A través de un mensaje difundido en su plataforma Truth Social, el mandatario sostuvo que su administración no eliminará este tipo de acciones, pese a las críticas de sectores políticos y organizaciones defensoras de los derechos humanos. Trump aseguró que los agentes del ICE desempeñan una labor clave en la aplicación de las leyes migratorias y defendió la continuidad de los retenes como parte de su política de seguridad fronteriza.
La postura presidencial surge después de que un ciudadano colombiano falleciera en Maine y un migrante mexicano perdiera la vida en Texas durante intervenciones de agentes migratorios. En ambos casos, las autoridades señalaron que los elementos actuaron al considerar que los conductores representaban un riesgo; sin embargo, los hechos han sido cuestionados tras la difusión de videos en redes sociales y motivaron la apertura de investigaciones internas por parte del Departamento de Seguridad Nacional (DHS).

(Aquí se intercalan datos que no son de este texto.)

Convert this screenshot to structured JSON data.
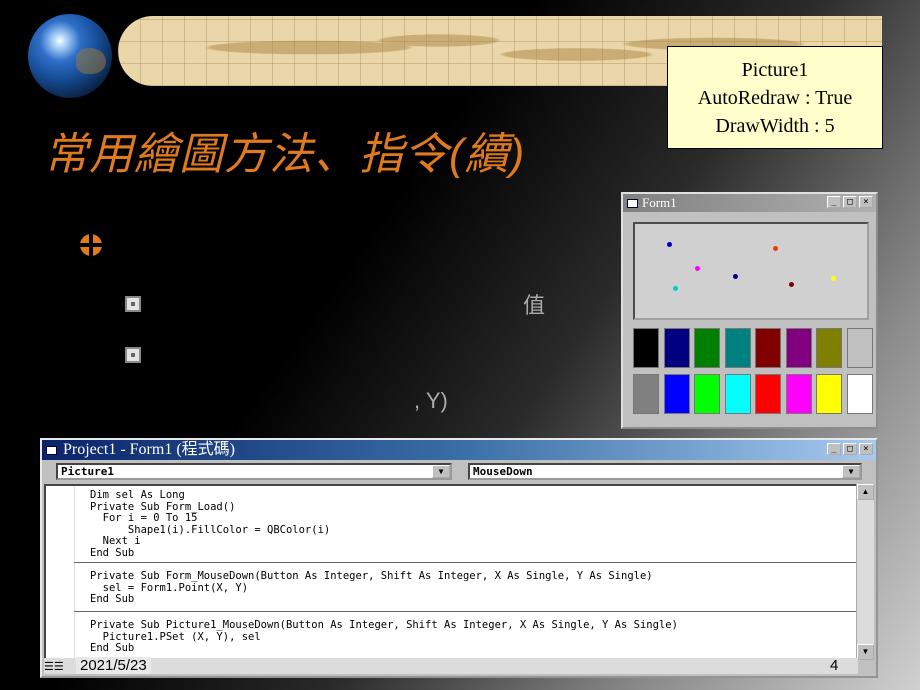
{
  "slide": {
    "title": "常用繪圖方法、指令(續)",
    "peek_text_1": "值",
    "peek_text_2": ", Y)",
    "date": "2021/5/23",
    "page_number": "4"
  },
  "note": {
    "line1": "Picture1",
    "line2": "AutoRedraw : True",
    "line3": "DrawWidth : 5"
  },
  "form_window": {
    "title": "Form1",
    "min_label": "_",
    "max_label": "□",
    "close_label": "×",
    "dot_colors": [
      "#0000cc",
      "#ff00ff",
      "#00cccc",
      "#000080",
      "#ff3300",
      "#800000",
      "#ffff00"
    ],
    "palette_colors": [
      "#000000",
      "#000080",
      "#008000",
      "#008080",
      "#800000",
      "#800080",
      "#808000",
      "#c0c0c0",
      "#808080",
      "#0000ff",
      "#00ff00",
      "#00ffff",
      "#ff0000",
      "#ff00ff",
      "#ffff00",
      "#ffffff"
    ]
  },
  "code_window": {
    "title": "Project1 - Form1 (程式碼)",
    "object_combo": "Picture1",
    "proc_combo": "MouseDown",
    "code_blocks": [
      "Dim sel As Long\nPrivate Sub Form_Load()\n  For i = 0 To 15\n      Shape1(i).FillColor = QBColor(i)\n  Next i\nEnd Sub",
      "Private Sub Form_MouseDown(Button As Integer, Shift As Integer, X As Single, Y As Single)\n  sel = Form1.Point(X, Y)\nEnd Sub",
      "Private Sub Picture1_MouseDown(Button As Integer, Shift As Integer, X As Single, Y As Single)\n  Picture1.PSet (X, Y), sel\nEnd Sub"
    ]
  }
}
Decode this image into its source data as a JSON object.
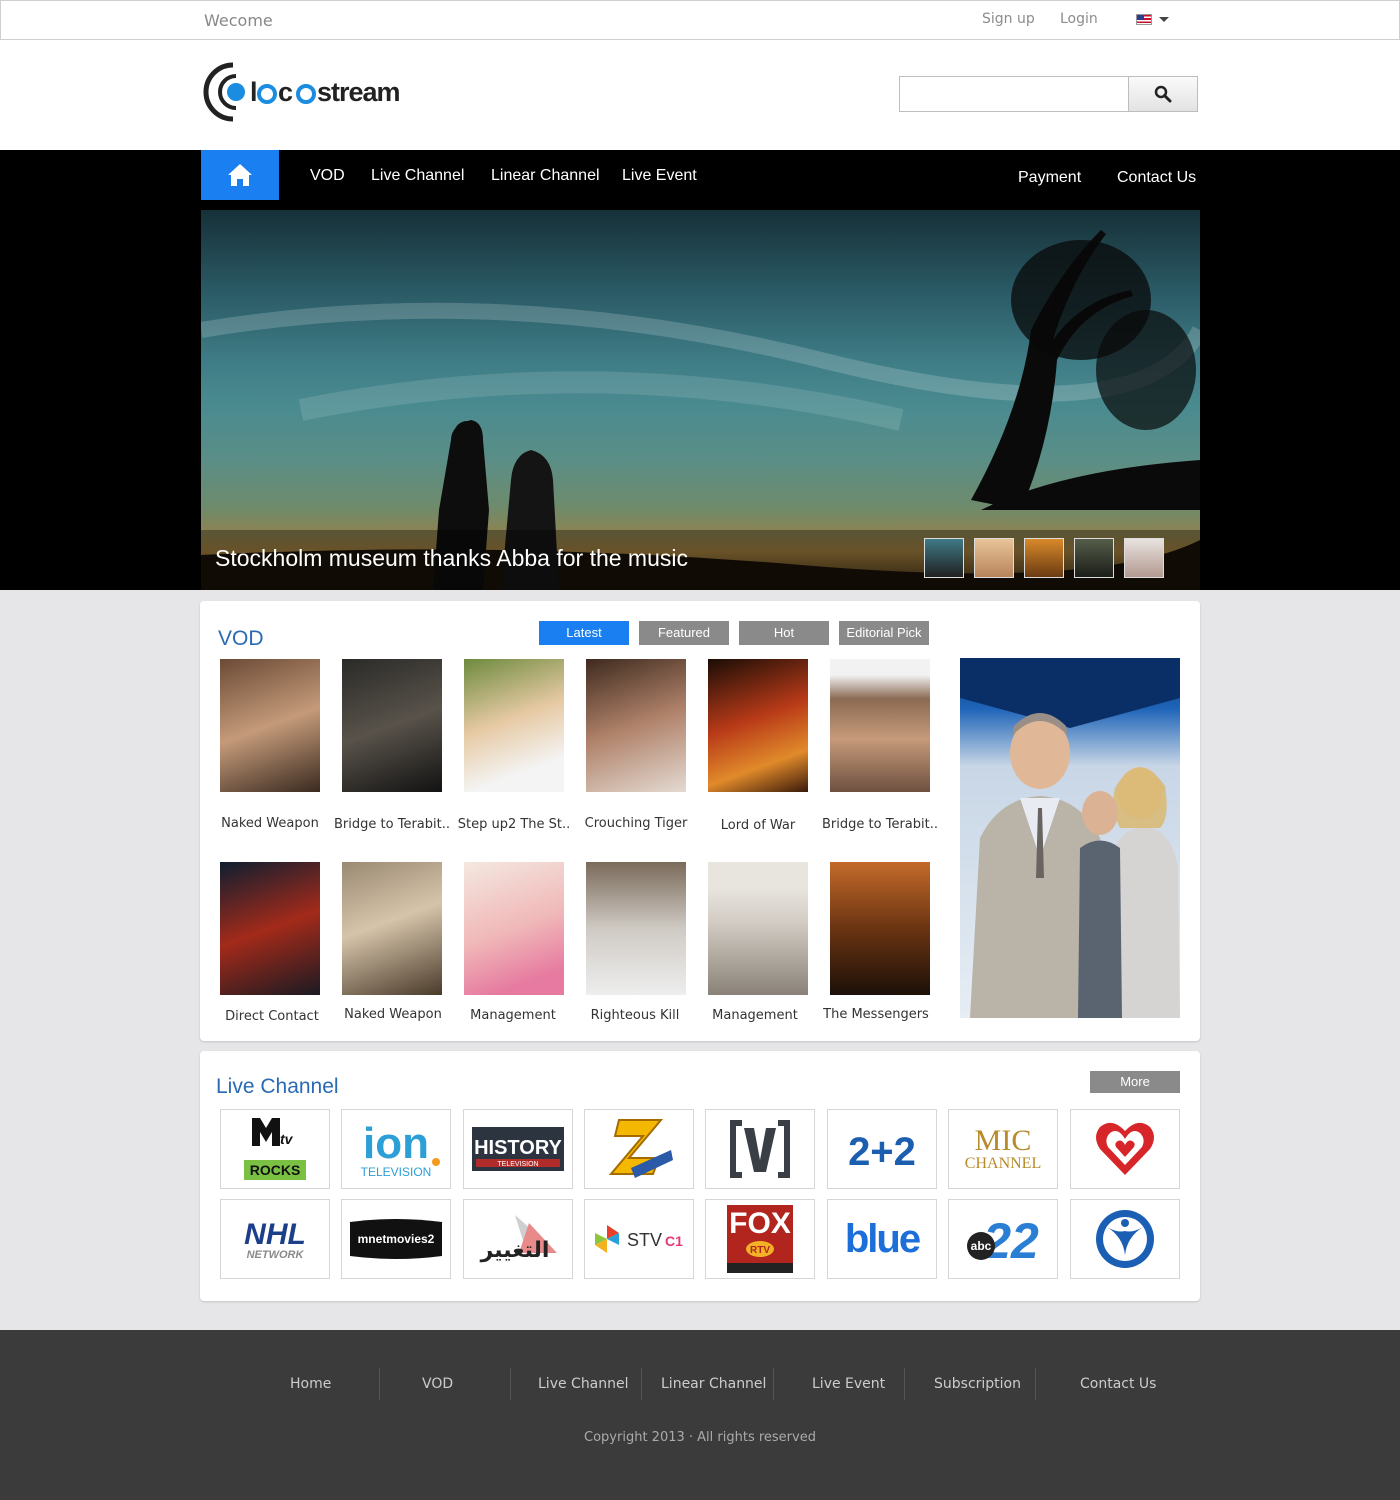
{
  "topbar": {
    "welcome": "Wecome",
    "signup": "Sign up",
    "login": "Login"
  },
  "brand": {
    "logo_text": "locostream",
    "accent": "#1a7ff0"
  },
  "search": {
    "placeholder": "",
    "value": ""
  },
  "nav": {
    "items": [
      "VOD",
      "Live Channel",
      "Linear Channel",
      "Live Event"
    ],
    "right": [
      "Payment",
      "Contact Us"
    ]
  },
  "hero": {
    "caption": "Stockholm museum thanks Abba for the music"
  },
  "vod": {
    "title": "VOD",
    "tabs": [
      "Latest",
      "Featured",
      "Hot",
      "Editorial Pick"
    ],
    "active_tab": "Latest",
    "row1": [
      "Naked Weapon",
      "Bridge to Terabit..",
      "Step up2 The St..",
      "Crouching Tiger",
      "Lord of War",
      "Bridge to Terabit.."
    ],
    "row2": [
      "Direct Contact",
      "Naked Weapon",
      "Management",
      "Righteous Kill",
      "Management",
      "The Messengers"
    ]
  },
  "live": {
    "title": "Live Channel",
    "more": "More",
    "channels": [
      "MTV Rocks",
      "ion Television",
      "History Television",
      "Zee Classic",
      "Channel V",
      "2+2",
      "MIC Channel",
      "Heart channel",
      "NHL Network",
      "mnetmovies2",
      "Al Taghyeer",
      "STV C1",
      "Fox RTV",
      "blue",
      "abc 22",
      "Sport channel"
    ]
  },
  "footer": {
    "links": [
      "Home",
      "VOD",
      "Live Channel",
      "Linear Channel",
      "Live Event",
      "Subscription",
      "Contact Us"
    ],
    "copyright": "Copyright 2013 · All rights reserved"
  }
}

El gobierno de México informó previamente que ha presentado recursos legales en Estados Unidos relacionados con la muerte de ciudadanos mexicanos durante operativos migratorios, mientras que el presidente de Colombia, Gustavo Petro, también condenó el fallecimiento del connacional ocurrido en Maine. En este contexto, el debate sobre el uso de la fuerza por parte del ICE continúa escalando, al tiempo que la administración de Trump mantiene firme su estrategia de reforzar los mecanismos de control migratorio en el país.